I travel frequently for work and pleasure. I recently moved my mom from her home several states away to a wonderful assisted living home near me.
Recently while I was away Mom's phone died on a Saturday. I submitted an on-line request for a repair but it took the phone company until Thursday to repair it. She couldn't call he phone company because they make you do everything on-line, so she wasn't reassured. She could use the phone in the office and of course they would have helped her in an emergency but she was in a panic and felt abandoned. Now she's more clingy than ever.
How can I reassure her that in an emergency the staff would have acted with greater urgency as the situation would have required? She isn't abandoned at all. She insists I don't understand and while they're nice people they can't be counted on.
She insists that you don't understand, and that while they are nice people they can't be counted on. And her solution to this is ... ?? What is it she really wants? To come live with you? To have you stop traveling and be with her every day? To be 20 years younger and live with your father in their own home? What she wants may not be something she can have. (Just like the rest of us, alas. I sure don't get everything I really want.)

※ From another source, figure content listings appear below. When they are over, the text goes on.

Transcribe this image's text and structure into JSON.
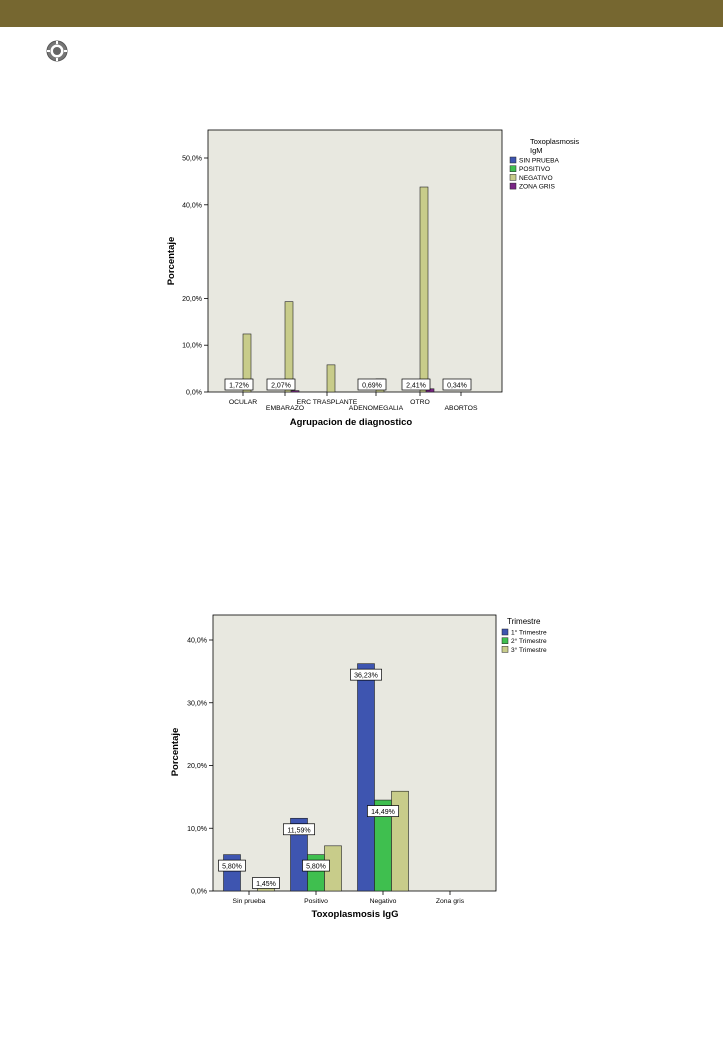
{
  "colors": {
    "header_band": "#766730",
    "plot_background": "#e8e8e0",
    "sin_prueba": "#3e55b0",
    "positivo": "#3fbf4f",
    "negativo": "#c8cc8a",
    "zona_gris": "#7a2585",
    "primer_trimestre": "#3e55b0",
    "segundo_trimestre": "#3fbf4f",
    "tercer_trimestre": "#c8cc8a"
  },
  "icons": {
    "logo": "gear-emblem-icon"
  },
  "chart_data": [
    {
      "type": "bar",
      "xlabel": "Agrupacion de diagnostico",
      "ylabel": "Porcentaje",
      "ylim": [
        0,
        55
      ],
      "yticks": [
        "0,0%",
        "10,0%",
        "20,0%",
        "40,0%",
        "50,0%"
      ],
      "ytick_values": [
        0,
        10,
        20,
        40,
        50
      ],
      "categories": [
        "OCULAR",
        "EMBARAZO",
        "ERC TRASPLANTE",
        "ADENOMEGALIA",
        "OTRO",
        "ABORTOS"
      ],
      "legend_title": "Toxoplasmosis IgM",
      "legend_position": "right",
      "series": [
        {
          "name": "SIN PRUEBA",
          "values": [
            0,
            0,
            0,
            0,
            0,
            0
          ]
        },
        {
          "name": "POSITIVO",
          "values": [
            0,
            0,
            0,
            0,
            0,
            0
          ]
        },
        {
          "name": "NEGATIVO",
          "values": [
            12.4,
            19.3,
            5.8,
            2.8,
            43.8,
            0
          ]
        },
        {
          "name": "ZONA GRIS",
          "values": [
            0,
            0.3,
            0,
            0,
            0.69,
            0
          ]
        }
      ],
      "data_labels": [
        "1,72%",
        "2,07%",
        "",
        "0,69%",
        "2,41%",
        "0,34%"
      ],
      "grid": false
    },
    {
      "type": "bar",
      "xlabel": "Toxoplasmosis IgG",
      "ylabel": "Porcentaje",
      "ylim": [
        0,
        42
      ],
      "yticks": [
        "0,0%",
        "10,0%",
        "20,0%",
        "30,0%",
        "40,0%"
      ],
      "ytick_values": [
        0,
        10,
        20,
        30,
        40
      ],
      "categories": [
        "Sin prueba",
        "Positivo",
        "Negativo",
        "Zona gris"
      ],
      "legend_title": "Trimestre",
      "legend_position": "right",
      "series": [
        {
          "name": "1° Trimestre",
          "values": [
            5.8,
            11.59,
            36.23,
            0
          ]
        },
        {
          "name": "2° Trimestre",
          "values": [
            0,
            5.8,
            14.49,
            0
          ]
        },
        {
          "name": "3° Trimestre",
          "values": [
            1.45,
            7.2,
            15.9,
            0
          ]
        }
      ],
      "data_labels": [
        {
          "series": 0,
          "category": 0,
          "text": "5,80%"
        },
        {
          "series": 2,
          "category": 0,
          "text": "1,45%"
        },
        {
          "series": 0,
          "category": 1,
          "text": "11,59%"
        },
        {
          "series": 1,
          "category": 1,
          "text": "5,80%"
        },
        {
          "series": 0,
          "category": 2,
          "text": "36,23%"
        },
        {
          "series": 1,
          "category": 2,
          "text": "14,49%"
        }
      ],
      "grid": false
    }
  ]
}
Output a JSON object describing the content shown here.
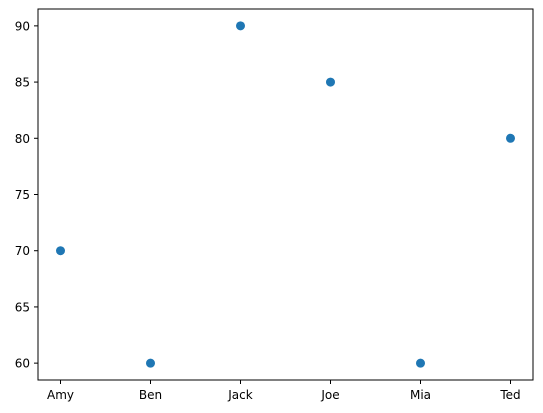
{
  "chart_data": {
    "type": "scatter",
    "title": "",
    "xlabel": "",
    "ylabel": "",
    "categories": [
      "Amy",
      "Ben",
      "Jack",
      "Joe",
      "Mia",
      "Ted"
    ],
    "series": [
      {
        "values": [
          70,
          60,
          90,
          85,
          60,
          80
        ],
        "color": "#1f77b4"
      }
    ],
    "ylim": [
      58.5,
      91.5
    ],
    "yticks": [
      60,
      65,
      70,
      75,
      80,
      85,
      90
    ],
    "grid": false
  }
}
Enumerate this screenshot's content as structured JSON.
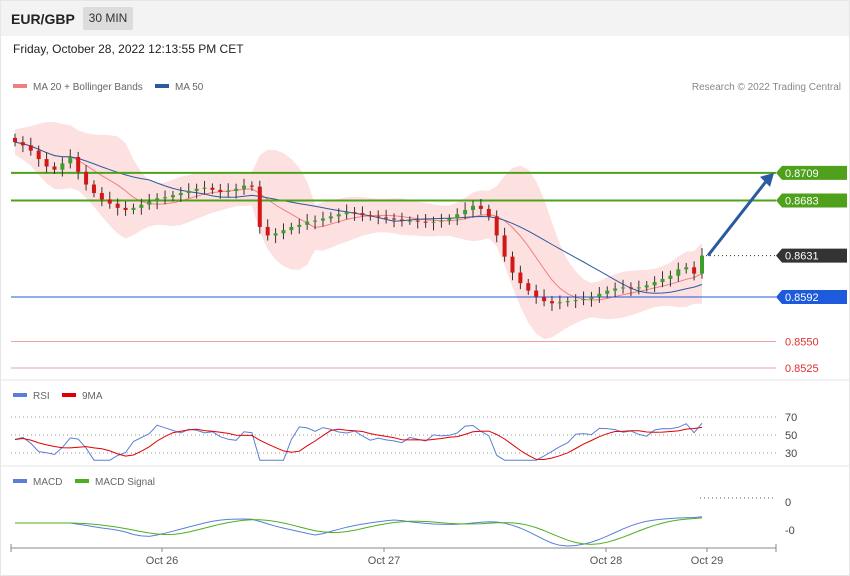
{
  "header": {
    "symbol": "EUR/GBP",
    "timeframe": "30 MIN"
  },
  "datetime": "Friday, October 28, 2022 12:13:55 PM CET",
  "legend_main": [
    {
      "label": "MA 20 + Bollinger Bands",
      "color": "#f08080"
    },
    {
      "label": "MA 50",
      "color": "#2c5aa0"
    }
  ],
  "copyright": "Research © 2022 Trading Central",
  "legend_rsi": [
    {
      "label": "RSI",
      "color": "#5b7fd6"
    },
    {
      "label": "9MA",
      "color": "#e00000"
    }
  ],
  "legend_macd": [
    {
      "label": "MACD",
      "color": "#5b7fd6"
    },
    {
      "label": "MACD Signal",
      "color": "#4caf20"
    }
  ],
  "chart_data": {
    "type": "candlestick",
    "price_range": [
      0.8525,
      0.873
    ],
    "current_price": "0.8631",
    "levels": [
      {
        "label": "0.8709",
        "value": 0.8709,
        "color": "#4fa11c",
        "style": "target"
      },
      {
        "label": "0.8683",
        "value": 0.8683,
        "color": "#4fa11c",
        "style": "resistance"
      },
      {
        "label": "0.8592",
        "value": 0.8592,
        "color": "#1e5adc",
        "style": "pivot"
      },
      {
        "label": "0.8550",
        "value": 0.855,
        "color": "#e03030",
        "style": "support"
      },
      {
        "label": "0.8525",
        "value": 0.8525,
        "color": "#e03030",
        "style": "support"
      }
    ],
    "x_ticks": [
      "Oct 26",
      "Oct 27",
      "Oct 28",
      "Oct 29"
    ],
    "close_path": [
      0.8738,
      0.8735,
      0.873,
      0.8722,
      0.8715,
      0.8712,
      0.8718,
      0.8724,
      0.871,
      0.8698,
      0.869,
      0.8684,
      0.868,
      0.8676,
      0.8674,
      0.8676,
      0.8679,
      0.8682,
      0.8685,
      0.8686,
      0.8688,
      0.869,
      0.8692,
      0.8694,
      0.8695,
      0.8693,
      0.8691,
      0.8692,
      0.8694,
      0.8697,
      0.8696,
      0.8658,
      0.865,
      0.8652,
      0.8655,
      0.8658,
      0.866,
      0.8663,
      0.8664,
      0.8666,
      0.8668,
      0.867,
      0.8672,
      0.8671,
      0.8669,
      0.8668,
      0.8667,
      0.8666,
      0.8665,
      0.8664,
      0.8664,
      0.8663,
      0.8662,
      0.8663,
      0.8664,
      0.8666,
      0.867,
      0.8674,
      0.8678,
      0.8675,
      0.8668,
      0.865,
      0.863,
      0.8615,
      0.8605,
      0.8598,
      0.8592,
      0.8588,
      0.8586,
      0.8587,
      0.8588,
      0.8589,
      0.859,
      0.8592,
      0.8595,
      0.8598,
      0.86,
      0.8601,
      0.86,
      0.8601,
      0.8603,
      0.8606,
      0.8609,
      0.8612,
      0.8618,
      0.862,
      0.8614,
      0.8631
    ],
    "rsi": {
      "levels": [
        70,
        50,
        30
      ]
    },
    "macd": {
      "levels": [
        "0",
        "-0"
      ]
    }
  }
}
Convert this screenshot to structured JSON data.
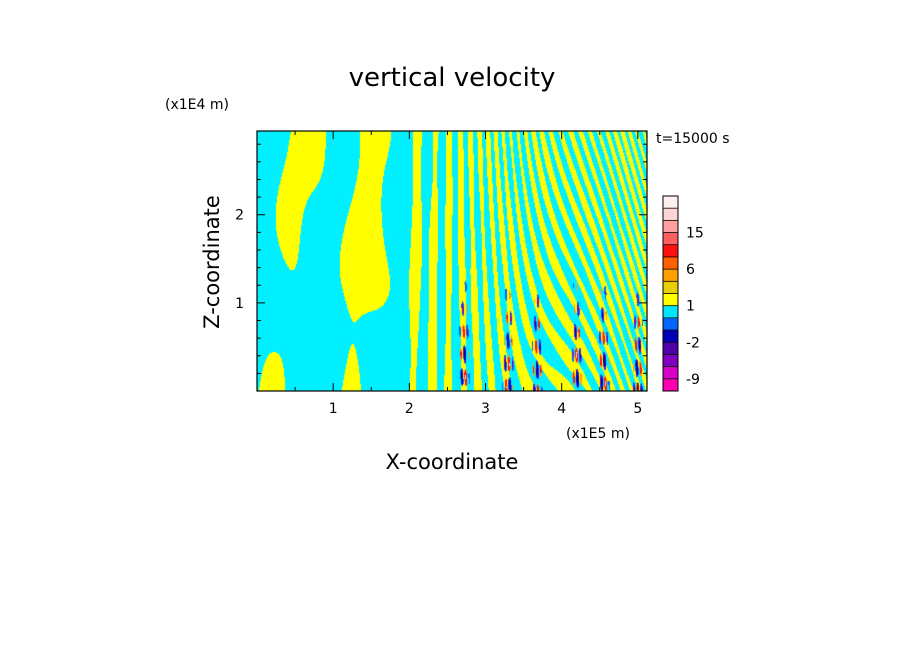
{
  "chart_data": {
    "type": "heatmap",
    "title": "vertical velocity",
    "xlabel": "X-coordinate",
    "ylabel": "Z-coordinate",
    "x_unit": "(x1E5 m)",
    "y_unit": "(x1E4 m)",
    "time_label": "t=15000 s",
    "xlim": [
      0,
      5.12
    ],
    "ylim": [
      0,
      2.95
    ],
    "x_ticks": [
      1,
      2,
      3,
      4,
      5
    ],
    "y_ticks": [
      1,
      2
    ],
    "colorbar": {
      "levels": [
        -12,
        -9,
        -6,
        -3,
        -2,
        -1,
        0,
        1,
        2,
        3,
        6,
        9,
        12,
        15,
        18,
        21
      ],
      "colors": [
        "#ff00b0",
        "#d800c8",
        "#8000c0",
        "#5000a8",
        "#0000b8",
        "#0064ff",
        "#00e4ff",
        "#ffff00",
        "#e8d000",
        "#ffa000",
        "#ff6000",
        "#ff1010",
        "#ff6060",
        "#ffa0a0",
        "#ffd4d4",
        "#fff0f0"
      ],
      "tick_labels": [
        "-9",
        "-2",
        "1",
        "6",
        "15"
      ],
      "tick_values": [
        -9,
        -2,
        1,
        6,
        15
      ]
    },
    "field_colors": {
      "positive": "#ffff00",
      "negative": "#00f0ff",
      "strong_up": "#ff1010",
      "strong_down": "#0000b8"
    }
  }
}
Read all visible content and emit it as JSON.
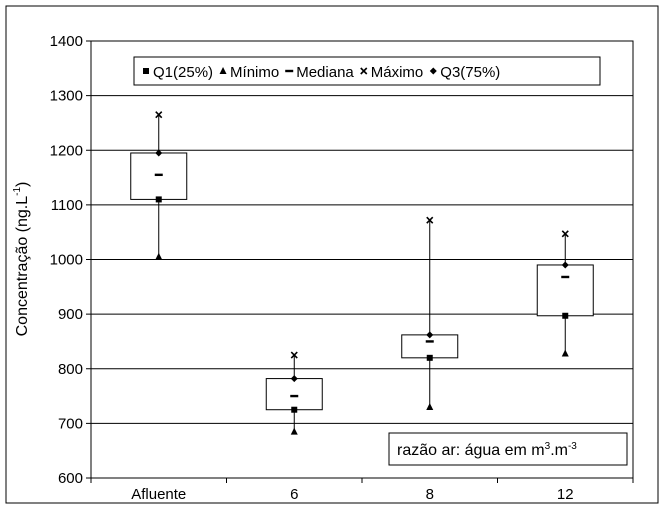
{
  "chart_data": {
    "type": "box",
    "categories": [
      "Afluente",
      "6",
      "8",
      "12"
    ],
    "series": [
      {
        "name": "Q1(25%)",
        "marker": "square",
        "values": [
          1110,
          725,
          820,
          897
        ]
      },
      {
        "name": "Mínimo",
        "marker": "triangle",
        "values": [
          1005,
          685,
          730,
          828
        ]
      },
      {
        "name": "Mediana",
        "marker": "dash",
        "values": [
          1155,
          750,
          850,
          968
        ]
      },
      {
        "name": "Máximo",
        "marker": "x",
        "values": [
          1265,
          825,
          1072,
          1047
        ]
      },
      {
        "name": "Q3(75%)",
        "marker": "diamond",
        "values": [
          1195,
          782,
          862,
          990
        ]
      }
    ],
    "ylabel_main": "Concentração (ng.L",
    "ylabel_sup": "-1",
    "ylabel_close": ")",
    "ylim": [
      600,
      1400
    ],
    "ytick_step": 100,
    "grid": true,
    "legend_position": "top",
    "annotation": {
      "text": "razão ar: água em m",
      "sup1": "3",
      "mid": ".m",
      "sup2": "-3"
    }
  }
}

I don't know whether it would help matters or hurt to be talking about the real issues instead of talking about telephone repair service. How long has it been since she moved? Does she just need more time to feel "at home" in her new surroundings?
The staff didn't call maintenance until Monday. If I had been there, I couldn't have done anything differently. The assisted living staff could have been more empathetic. The phone company just works at it's own speed. She just felt that no one thought it was an emergency like she did.
I've seen them respond quickly in a medical emergency. And I have every confidence they would act appropriately. Mom just doesn't share my confidence and I don't know how to reassure her. She also makes a bigger deal out of inconveniences than she should.
You travel. Your mother cannot depend on your constant presence or even that you will always be nearby or available. That is, perhaps, sad for her, but it is also fact.
Does your mother need more care than assisted living?
I'm not sure what Austin would have you make a big stink about. What should the AL have done that they did not do?
I guess I'm missing a piece to this puzzle.